Some commentators insist that these strips of cloth were actually used to wrap the dead. And perhaps they kept them in the mangers to keep them out of sight and out of mind. If this is the case, the symbolism is unmistakable. Jesus was born to die.

Meanwhile, an angel beckoned a troupe of lowly shepherds to visit the smelly manger and gave them a sign so that they would know that they came to the right place:

·        “This will be a sign to you: You will find a baby wrapped in cloths and lying in a manger." (Luke 2:12)

The shepherds needed some forewarning. It was inconceivable that the homeless parents they’d encounter in a smelly manger would be the parents of the Messiah, the Savior of the world and that the child nestled in filth would one day become their Savior.

Yet, there they found Him, just as the angel had promised. It was also too difficult for Joseph and Mary to believe that, out of such shameful circumstances, a Messiah would arise to save the world.

Instead of touching down in a palace before adoring kings, King Herod attempted to kill the Messiah. Instead of the reception He deserved, He was met with utter rejection. The family then had to flee to Egypt and eventually returned to Nazareth to face the music of an out-of-wedlock birth.

Why did not the Father prepare a glorious earthly welcome for His Son? As Savior, He was meant to be the lowest of the lowly – the ultimate reject. Why? So that all would be able to identify with Him! So no one could say, “You just don’t understand. You haven’t been through what I have.” Therefore Jesus could say:

·        “Come to Me, all you who labor and are heavy laden, and I will give you rest. Take My yoke upon you and learn from Me, for I am gentle and lowly in heart, and you will find rest for your souls.” (Matthew 11:28-29; NKJV)

Finding “rest for your souls” depended upon His being “gentle and lowly.” We have a mistaken idea that Jesus’ time hear on earth was like a vacation. However, Isaiah informs us that:

·        He was despised and rejected by men, a man of sorrows, and familiar with suffering. Like one from whom men hide their faces he was despised, and we esteemed him not. (Isaiah 53:3)

His incarnation was no joy-ride. He was misunderstood and rejected even by His own people and family. Meanwhile, He had to live under the prospect of the worst death conceivable – a crucifixion. Nor was He able to just turn off the fear and pain. He even prayed to the Father that if there was any other way to accomplish the salvation of humanity, then He should spare Jesus the cross (Luke 22:42).
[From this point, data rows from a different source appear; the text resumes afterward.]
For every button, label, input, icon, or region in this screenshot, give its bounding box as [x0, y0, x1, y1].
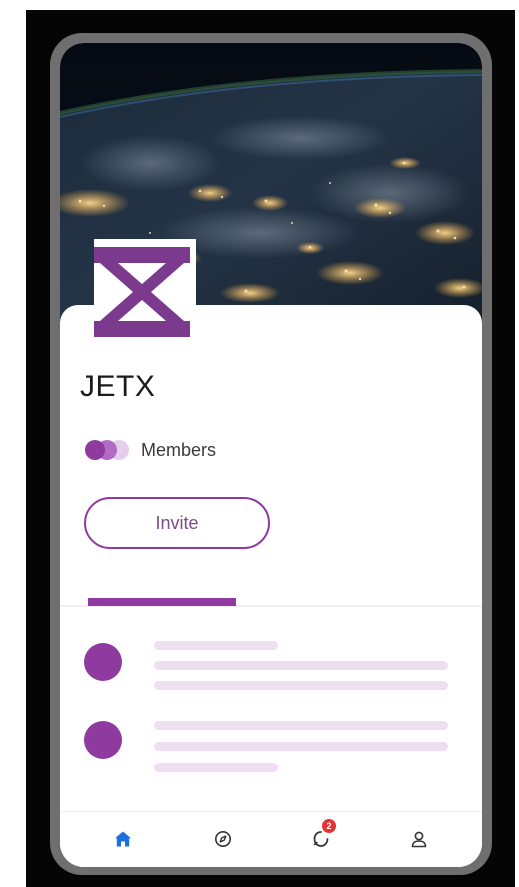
profile-icon: [411, 831, 427, 848]
list-item-placeholder: [60, 635, 482, 705]
nav-home[interactable]: [108, 824, 138, 854]
members-link[interactable]: Members: [85, 439, 216, 461]
member-avatars: [85, 440, 131, 460]
notification-badge: 2: [322, 819, 336, 833]
group-name: JETX: [80, 370, 156, 403]
placeholder-avatar: [84, 643, 122, 681]
placeholder-avatar: [84, 721, 122, 759]
placeholder-line: [154, 681, 448, 690]
tab-active-indicator[interactable]: [88, 598, 236, 606]
placeholder-line: [154, 661, 448, 670]
group-logo: [94, 239, 196, 343]
bottom-nav: 2: [60, 811, 482, 867]
placeholder-line: [154, 763, 278, 772]
compass-icon: [215, 831, 231, 847]
phone-screen: JETX Members Invite 2: [60, 43, 482, 867]
nav-profile[interactable]: [404, 824, 434, 854]
placeholder-line: [154, 742, 448, 751]
home-icon: [115, 831, 131, 847]
page: JETX Members Invite 2: [0, 0, 519, 887]
list-item-placeholder: [60, 717, 482, 787]
members-label: Members: [141, 439, 217, 460]
group-logo-mark: [94, 239, 196, 343]
invite-button[interactable]: Invite: [84, 497, 270, 549]
nav-explore[interactable]: [208, 824, 238, 854]
placeholder-line: [154, 641, 278, 650]
placeholder-line: [154, 721, 448, 730]
nav-notifications[interactable]: 2: [306, 819, 336, 854]
member-avatar: [85, 440, 105, 460]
The cross was more than excruciating; it was also humiliating to the max. Jesus had been beaten to a bloody pulp and then stripped naked – the ultimate humiliation.

He did this for us. In my decades-long struggle with severe depression, feeling that I was the ultimate looser, I often wondered if God was a cosmic sadist, passively watching a freak show called “humanity.” That’s the way it felt to me. However, over the years, the life of my Messiah and His cross have become radiantly alive for me.
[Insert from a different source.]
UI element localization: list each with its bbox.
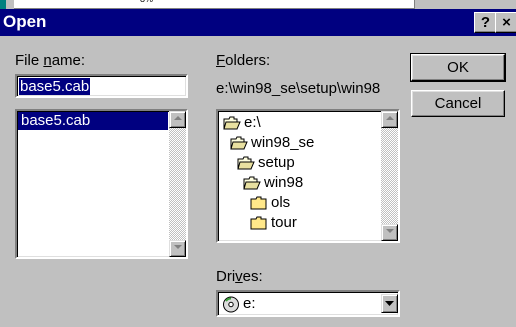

Jesus isn’t robotic, unfeeling or sadistic. He suffered humiliation, rejection, and death for me even though I had hated Him. If He was willing to suffer so much for us, He must really love us! He became a loser so that we might become winners. He experienced the worst humiliations so that we would be exalted.

In His death, He has set me free. Jesus offers us a new life and a dignity. At the least, shouldn’t we be willing to “Taste and see that the Lord is good” (Psalm 34:8)?